The HRA notes that the international community’s response to the Sudan crisis has been widely assessed as inadequate relative to the scale of the catastrophe. The UN Security Council has been constrained by divisions among its permanent members from taking the action the situation demands. Humanitarian access has collapsed across much of the country. The women and children of Darfur, the displaced millions in Chad, Egypt, South Sudan, and Ethiopia, and the civilians trapped in besieged and contested areas across Sudan are bearing the full cost of that failure.
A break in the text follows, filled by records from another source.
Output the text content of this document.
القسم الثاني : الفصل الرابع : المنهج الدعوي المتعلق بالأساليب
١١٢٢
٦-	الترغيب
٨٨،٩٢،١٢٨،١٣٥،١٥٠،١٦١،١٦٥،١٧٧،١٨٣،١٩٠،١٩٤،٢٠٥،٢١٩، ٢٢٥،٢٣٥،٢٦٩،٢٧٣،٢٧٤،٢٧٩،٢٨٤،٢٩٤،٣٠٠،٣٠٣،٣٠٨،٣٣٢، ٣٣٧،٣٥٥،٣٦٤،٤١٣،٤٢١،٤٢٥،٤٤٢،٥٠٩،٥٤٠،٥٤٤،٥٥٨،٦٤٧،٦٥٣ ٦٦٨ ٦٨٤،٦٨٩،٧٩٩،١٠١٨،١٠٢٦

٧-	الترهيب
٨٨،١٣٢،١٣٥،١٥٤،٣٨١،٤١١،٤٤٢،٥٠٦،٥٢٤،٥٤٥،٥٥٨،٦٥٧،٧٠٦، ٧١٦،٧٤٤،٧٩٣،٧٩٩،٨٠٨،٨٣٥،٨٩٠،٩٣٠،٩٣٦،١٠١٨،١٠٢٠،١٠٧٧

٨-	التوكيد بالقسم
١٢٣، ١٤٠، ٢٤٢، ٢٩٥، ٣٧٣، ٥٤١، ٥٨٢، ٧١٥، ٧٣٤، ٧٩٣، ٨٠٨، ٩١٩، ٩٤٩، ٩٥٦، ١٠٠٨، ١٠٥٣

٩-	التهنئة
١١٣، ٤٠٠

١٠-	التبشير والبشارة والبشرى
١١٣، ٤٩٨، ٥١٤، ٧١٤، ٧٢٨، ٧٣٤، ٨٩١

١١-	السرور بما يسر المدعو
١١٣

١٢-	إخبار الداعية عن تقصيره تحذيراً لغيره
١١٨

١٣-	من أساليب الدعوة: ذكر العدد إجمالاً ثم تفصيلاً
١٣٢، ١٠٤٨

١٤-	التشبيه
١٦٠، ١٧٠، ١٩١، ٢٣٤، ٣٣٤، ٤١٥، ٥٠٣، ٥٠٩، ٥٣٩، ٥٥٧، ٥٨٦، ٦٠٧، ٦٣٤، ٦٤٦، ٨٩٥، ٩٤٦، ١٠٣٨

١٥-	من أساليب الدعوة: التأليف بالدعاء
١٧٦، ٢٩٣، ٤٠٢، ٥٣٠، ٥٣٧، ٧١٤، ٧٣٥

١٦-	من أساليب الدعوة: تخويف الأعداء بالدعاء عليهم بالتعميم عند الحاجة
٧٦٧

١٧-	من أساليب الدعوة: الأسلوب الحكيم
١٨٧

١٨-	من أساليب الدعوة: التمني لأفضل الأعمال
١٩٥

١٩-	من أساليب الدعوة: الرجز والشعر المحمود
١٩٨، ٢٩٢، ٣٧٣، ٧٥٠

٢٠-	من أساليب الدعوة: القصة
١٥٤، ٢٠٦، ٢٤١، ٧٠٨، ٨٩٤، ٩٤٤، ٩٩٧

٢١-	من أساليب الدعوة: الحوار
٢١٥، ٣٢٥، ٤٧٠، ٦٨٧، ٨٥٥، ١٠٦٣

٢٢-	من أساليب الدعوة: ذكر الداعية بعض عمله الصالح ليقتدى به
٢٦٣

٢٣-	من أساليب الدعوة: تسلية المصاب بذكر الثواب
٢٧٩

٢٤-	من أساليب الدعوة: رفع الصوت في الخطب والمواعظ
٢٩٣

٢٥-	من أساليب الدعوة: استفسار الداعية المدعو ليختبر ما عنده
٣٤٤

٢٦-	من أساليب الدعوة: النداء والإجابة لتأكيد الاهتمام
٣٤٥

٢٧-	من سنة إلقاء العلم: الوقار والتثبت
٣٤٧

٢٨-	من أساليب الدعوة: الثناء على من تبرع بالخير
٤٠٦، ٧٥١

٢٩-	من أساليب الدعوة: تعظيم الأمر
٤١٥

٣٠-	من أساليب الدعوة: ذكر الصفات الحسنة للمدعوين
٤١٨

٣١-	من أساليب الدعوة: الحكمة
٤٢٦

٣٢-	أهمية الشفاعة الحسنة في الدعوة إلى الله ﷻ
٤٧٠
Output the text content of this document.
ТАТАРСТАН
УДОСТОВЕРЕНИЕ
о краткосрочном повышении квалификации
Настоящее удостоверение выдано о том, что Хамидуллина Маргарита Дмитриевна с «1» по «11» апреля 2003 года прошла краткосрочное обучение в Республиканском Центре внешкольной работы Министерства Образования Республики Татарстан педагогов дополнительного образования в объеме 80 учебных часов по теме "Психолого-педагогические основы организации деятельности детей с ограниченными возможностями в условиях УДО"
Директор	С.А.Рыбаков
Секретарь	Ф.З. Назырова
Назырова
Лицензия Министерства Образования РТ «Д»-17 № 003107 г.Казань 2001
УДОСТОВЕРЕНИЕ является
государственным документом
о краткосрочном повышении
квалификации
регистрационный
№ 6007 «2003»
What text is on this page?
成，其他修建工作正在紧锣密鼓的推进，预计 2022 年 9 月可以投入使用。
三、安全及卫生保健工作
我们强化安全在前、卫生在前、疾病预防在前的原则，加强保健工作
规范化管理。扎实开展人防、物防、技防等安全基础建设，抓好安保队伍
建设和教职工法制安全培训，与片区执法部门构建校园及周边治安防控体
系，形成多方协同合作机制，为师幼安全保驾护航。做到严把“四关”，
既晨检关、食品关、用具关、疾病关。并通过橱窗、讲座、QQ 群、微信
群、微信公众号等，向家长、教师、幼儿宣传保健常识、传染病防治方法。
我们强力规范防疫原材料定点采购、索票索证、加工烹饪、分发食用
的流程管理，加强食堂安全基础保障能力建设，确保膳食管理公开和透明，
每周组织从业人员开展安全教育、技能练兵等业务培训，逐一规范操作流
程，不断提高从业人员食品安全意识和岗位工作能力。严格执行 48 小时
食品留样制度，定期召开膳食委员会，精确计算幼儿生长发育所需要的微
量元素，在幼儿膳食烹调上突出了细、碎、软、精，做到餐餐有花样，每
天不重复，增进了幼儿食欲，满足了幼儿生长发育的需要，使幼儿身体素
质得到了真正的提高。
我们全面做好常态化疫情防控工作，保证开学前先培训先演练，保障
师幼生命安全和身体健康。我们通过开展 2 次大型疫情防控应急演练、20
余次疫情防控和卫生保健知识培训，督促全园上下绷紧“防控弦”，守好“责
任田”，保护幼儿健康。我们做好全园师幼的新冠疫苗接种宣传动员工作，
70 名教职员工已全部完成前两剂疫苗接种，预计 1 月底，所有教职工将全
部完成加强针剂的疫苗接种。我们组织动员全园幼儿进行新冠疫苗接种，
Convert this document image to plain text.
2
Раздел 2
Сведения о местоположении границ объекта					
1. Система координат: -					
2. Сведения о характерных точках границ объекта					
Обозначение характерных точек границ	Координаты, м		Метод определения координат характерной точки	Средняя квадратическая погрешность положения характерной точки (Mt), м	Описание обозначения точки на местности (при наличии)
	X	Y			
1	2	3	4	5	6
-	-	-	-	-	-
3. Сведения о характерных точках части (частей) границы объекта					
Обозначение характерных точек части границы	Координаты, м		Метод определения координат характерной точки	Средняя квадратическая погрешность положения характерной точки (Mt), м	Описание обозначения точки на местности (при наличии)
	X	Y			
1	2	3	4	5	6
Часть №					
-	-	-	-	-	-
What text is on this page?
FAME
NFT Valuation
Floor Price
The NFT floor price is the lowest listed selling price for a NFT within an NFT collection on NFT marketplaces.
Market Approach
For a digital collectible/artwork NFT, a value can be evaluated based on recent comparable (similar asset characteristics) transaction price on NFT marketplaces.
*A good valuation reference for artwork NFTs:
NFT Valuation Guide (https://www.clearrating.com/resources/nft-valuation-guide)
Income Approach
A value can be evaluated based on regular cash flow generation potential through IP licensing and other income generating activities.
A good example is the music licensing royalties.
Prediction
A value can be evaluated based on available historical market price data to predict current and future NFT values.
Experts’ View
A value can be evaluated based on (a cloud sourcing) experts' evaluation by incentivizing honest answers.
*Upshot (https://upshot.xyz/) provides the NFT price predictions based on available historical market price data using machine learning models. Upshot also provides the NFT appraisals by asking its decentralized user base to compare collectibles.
The HRA calls on the international community to act with the urgency that two years of mass atrocity demands and that the current diplomatic window, however fragile, still permits.

HRA Chairman Saad Kassis-Mohamed stated: “More than two years of war in Sudan have produced more than 100,000 dead, 15 million displaced, famine across multiple regions, and a UN Fact-Finding Mission that has found the hallmarks of genocide in Darfur. Every ceasefire has been broken. Every mediation effort has failed. The international community has watched this unfold and has not acted with the urgency it demands. The UN Security Council has been divided. Humanitarian access has collapsed. The peace process is not stalled. It is dying. The HRA calls on every party with influence over the SAF and the RSF to use it now, unconditionally and without delay, to impose a ceasefire and open humanitarian corridors. The people of Sudan have not run out of suffering. The international community has run out of excuses.”

“More than two years of war in Sudan have produced more than 100,000 dead, 15 million displaced, famine across multiple regions, and a UN Fact-Finding Mission that has found the hallmarks of genocide in Darfur. Every ceasefire has been broken. Every mediation effort has failed. The peace process is not stalled. It is dying. The HRA calls on every party with influence over the SAF and the RSF to use it now, unconditionally and without delay. The people of Sudan have not run out of suffering. The international community has run out of excuses.”

Saad Kassis-Mohamed, Chairman, Human Rights Association

The HRA calls specifically on all parties to the conflict to implement an immediate and unconditional ceasefire and to cease all attacks on civilians, civilian infrastructure, hospitals, and humanitarian personnel; on the RSF to provide immediate and unimpeded humanitarian access to all areas under its control, including in Darfur, and to halt the campaign of ethnically targeted violence documented in El Fasher and elsewhere; on the SAF to engage in a genuine and inclusive peace process and to cease aerial bombardment of civilian areas; on the UN Security Council to overcome its internal divisions and impose binding obligations on both parties, including through targeted sanctions against commanders responsible for documented atrocities; and on the international community to provide adequate and unimpeded humanitarian support for the civilians of Sudan and the more than 15 million people displaced by this conflict.